I step up to the table, glance at my I.D., then put myself down as ‘Ted Thundergun’ and scribble eight random digits for the I.D. number. Who do they think they are, anyway?
Then I’m in. I go immediately to the basement, from whence I can hear thudding bass and screams. I love dance parties. I can’t dance. Don’t even pretend to. But I can jump. And skip. And flail my arms. And when I combine the three, it’s a great way to draw attention and make friends (despite the large number of people I punch in the mouth by accident).
Then I spy her. She’s in the room adjacent to the main dance floor, flushed and drinking water. She waves at me, shouts my name. Exuberant. She must’ve been out for a few rounds with her friends. I saunter up to her, emboldened by the music and her welcoming demeanor. I really want to dance, so I tell her that we should get out there. We should get out on the dance floor. It’ll be great.
She agrees. Leading the way, she presses into the heaving mass.
Unbelievable. I pump my fist like a fool and prance in after her.
It’s amazing how fast you can learn something the hard way. You never forget. In fact, I believe we should research the Hard Way for use as a modern teaching method. ‘Hard’ college classes will become just that—strenuous, educational, and so narrowly focused that the entire course spans less than two hours.
Topics covered include: bridge jumping, Axe-can explosions, jaywalking in NYC (travel-learning experience!), gourmet Mexican water sampling, and a cooking class that revolves around frozen turkeys and boiling oil. Then again, not every subject taught is so blatantly dangerous. For example, the Hard Way course on Love. It’s actually an upper-level honors course. I get straight A’s in that class, and I didn’t even know of its existence before now. But they taught me well.
In fact, I’ve just aced the final exam.
It’s her: partially obscured by the crowd, she’s pressing everything she’s got into the crotch of the guy behind her, a guy she’s never met before and still hasn’t talked to. It’s not like he’s making her do anything she doesn’t want to; she’s going at it with a fury, twisting and writhing in what I shudder to describe as ‘feverish ecstasy.’ This guy doesn’t even know what to do, he’s so stoned and so surprised. He looks like he’s just had an epiphany, not that I recognize his expression, because I’ve never seen anyone lose his testicles to a meat grinder at such close range before.

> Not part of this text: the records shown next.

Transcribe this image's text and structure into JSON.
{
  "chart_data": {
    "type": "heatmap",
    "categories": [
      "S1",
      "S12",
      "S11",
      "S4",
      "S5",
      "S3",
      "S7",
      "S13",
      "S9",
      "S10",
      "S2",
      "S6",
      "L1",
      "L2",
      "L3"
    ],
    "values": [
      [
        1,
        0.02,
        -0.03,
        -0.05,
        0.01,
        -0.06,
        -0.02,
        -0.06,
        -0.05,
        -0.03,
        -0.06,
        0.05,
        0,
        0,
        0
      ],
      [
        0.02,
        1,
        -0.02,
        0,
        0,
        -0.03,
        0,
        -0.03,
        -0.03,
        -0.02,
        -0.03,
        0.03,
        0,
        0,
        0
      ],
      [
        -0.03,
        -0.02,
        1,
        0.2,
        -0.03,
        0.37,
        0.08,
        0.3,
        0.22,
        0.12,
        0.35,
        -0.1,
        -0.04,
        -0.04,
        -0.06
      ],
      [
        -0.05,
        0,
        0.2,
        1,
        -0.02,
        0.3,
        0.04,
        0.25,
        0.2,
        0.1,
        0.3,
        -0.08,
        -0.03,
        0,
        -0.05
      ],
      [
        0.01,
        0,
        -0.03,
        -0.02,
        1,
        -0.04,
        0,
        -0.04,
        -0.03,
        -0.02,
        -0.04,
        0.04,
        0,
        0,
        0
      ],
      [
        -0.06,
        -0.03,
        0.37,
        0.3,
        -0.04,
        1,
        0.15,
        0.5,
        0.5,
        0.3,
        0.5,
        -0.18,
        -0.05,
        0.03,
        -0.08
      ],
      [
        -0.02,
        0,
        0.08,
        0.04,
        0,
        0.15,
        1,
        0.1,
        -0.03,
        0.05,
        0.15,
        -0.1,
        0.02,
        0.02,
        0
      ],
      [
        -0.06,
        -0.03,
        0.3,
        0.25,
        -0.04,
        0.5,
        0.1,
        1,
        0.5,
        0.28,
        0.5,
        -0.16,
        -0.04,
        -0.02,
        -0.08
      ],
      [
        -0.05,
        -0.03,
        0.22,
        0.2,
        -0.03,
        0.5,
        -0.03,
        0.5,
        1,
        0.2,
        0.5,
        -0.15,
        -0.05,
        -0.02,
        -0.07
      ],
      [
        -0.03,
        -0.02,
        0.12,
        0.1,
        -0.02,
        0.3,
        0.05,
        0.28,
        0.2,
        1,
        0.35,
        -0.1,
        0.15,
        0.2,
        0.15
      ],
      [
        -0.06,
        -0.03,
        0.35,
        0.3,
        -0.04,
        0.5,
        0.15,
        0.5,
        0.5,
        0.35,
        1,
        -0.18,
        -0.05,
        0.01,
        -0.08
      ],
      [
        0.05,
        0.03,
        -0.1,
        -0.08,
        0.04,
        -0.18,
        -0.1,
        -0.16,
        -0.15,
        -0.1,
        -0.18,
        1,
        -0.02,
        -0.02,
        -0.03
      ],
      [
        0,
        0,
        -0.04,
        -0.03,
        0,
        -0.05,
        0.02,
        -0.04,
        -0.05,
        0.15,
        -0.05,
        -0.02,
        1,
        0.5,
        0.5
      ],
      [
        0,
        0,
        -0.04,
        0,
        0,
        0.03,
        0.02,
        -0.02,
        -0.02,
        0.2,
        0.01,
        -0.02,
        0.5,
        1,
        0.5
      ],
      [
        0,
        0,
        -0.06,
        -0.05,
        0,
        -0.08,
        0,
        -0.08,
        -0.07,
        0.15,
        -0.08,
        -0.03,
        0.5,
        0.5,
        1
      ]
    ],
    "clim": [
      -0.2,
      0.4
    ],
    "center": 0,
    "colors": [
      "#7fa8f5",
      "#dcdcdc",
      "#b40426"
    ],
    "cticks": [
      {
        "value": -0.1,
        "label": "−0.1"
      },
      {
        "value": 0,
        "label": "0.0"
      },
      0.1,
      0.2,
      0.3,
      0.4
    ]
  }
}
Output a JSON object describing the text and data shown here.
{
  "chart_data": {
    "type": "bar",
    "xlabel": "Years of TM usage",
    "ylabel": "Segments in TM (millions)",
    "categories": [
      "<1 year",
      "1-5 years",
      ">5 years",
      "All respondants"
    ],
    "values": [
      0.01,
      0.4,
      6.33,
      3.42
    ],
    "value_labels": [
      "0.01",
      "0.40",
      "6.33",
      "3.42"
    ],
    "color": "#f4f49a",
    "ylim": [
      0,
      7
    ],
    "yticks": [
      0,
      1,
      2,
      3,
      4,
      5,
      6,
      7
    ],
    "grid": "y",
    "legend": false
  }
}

I continue dancing, I clap and sing along with the rest. I continue to smile. In fact, I have one of the most exciting nights of my life—I’m all over the dance floor, making new friends and shouting in conversation with people I already know; I’m all over this party, wall to wall, skipping around like a lunatic.

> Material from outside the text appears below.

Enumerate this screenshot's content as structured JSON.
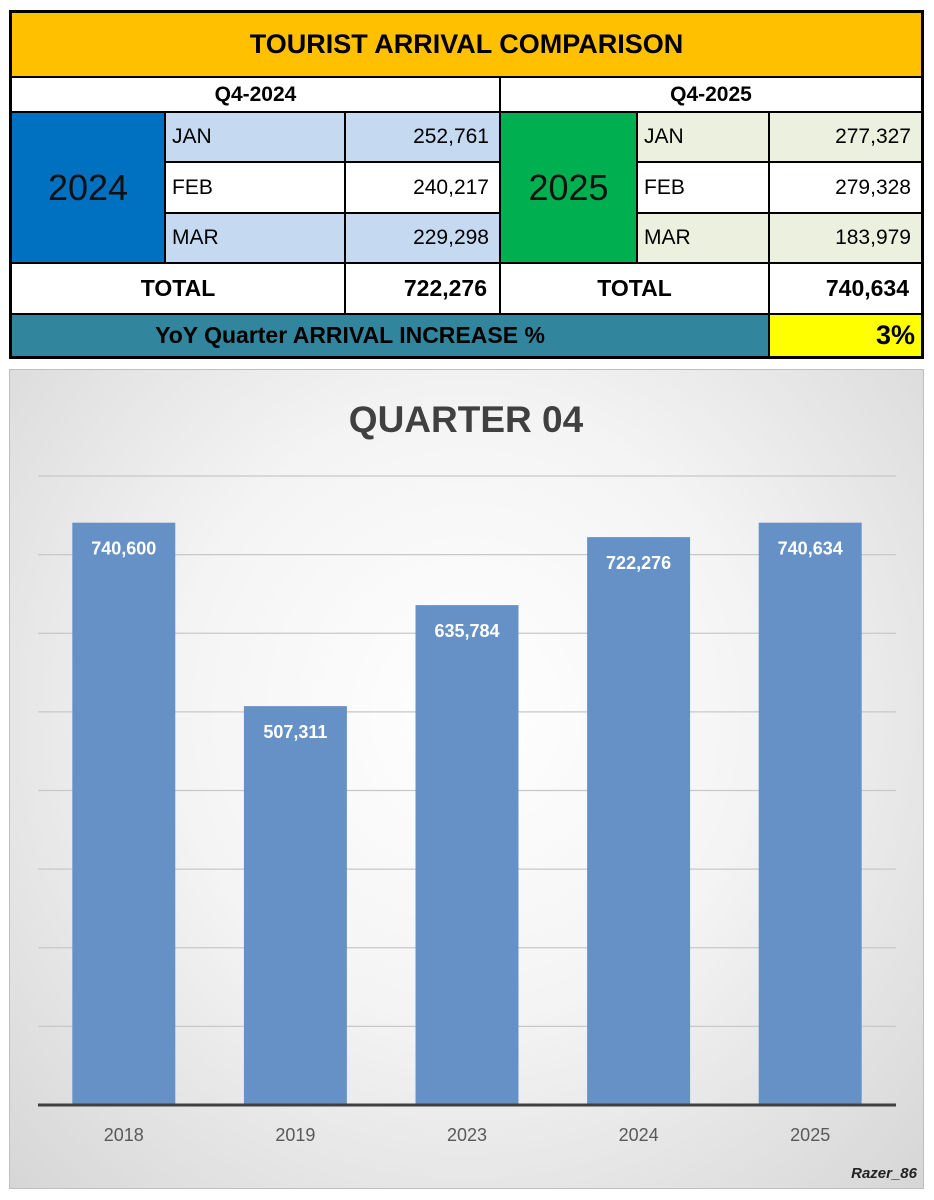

Except there’s one place I don’t go. One place I’ve permanently excluded from my field of vision, one small corner held firmly out of mind.
Two hours later, I walk home with my friends. It’s freezing but we’re all enjoying ourselves, singing children’s songs and hopping over sidewalk cracks. It’s amusing to think about how studious everyone is during the week, hilarious to watch these study freaks, my closest friends, cavorting around like four-year-olds. Everyone has an alter ego; people are so different on the weekend. People change.
That’s when I remember that we aren’t children anymore, that there’s no fantasy here, just the hot, sweaty truth, and that even the weekends are not exempt from reality. I remember.
I see her tonight, and I see her again tomorrow and nearly every day for the rest of the semester. When we next meet, we say hello and talk to one another, and we become good friends, but we don’t really talk, not anymore. We even go to parties together, and afterwards she tells me that she had a great time and I tell her that I did too, that I loved the music and the dancing and the lights, even though only one of us had a good time—and only one of us was dancing.
I’ve never been high in my life, but I imagine this is what it feels like on the way down.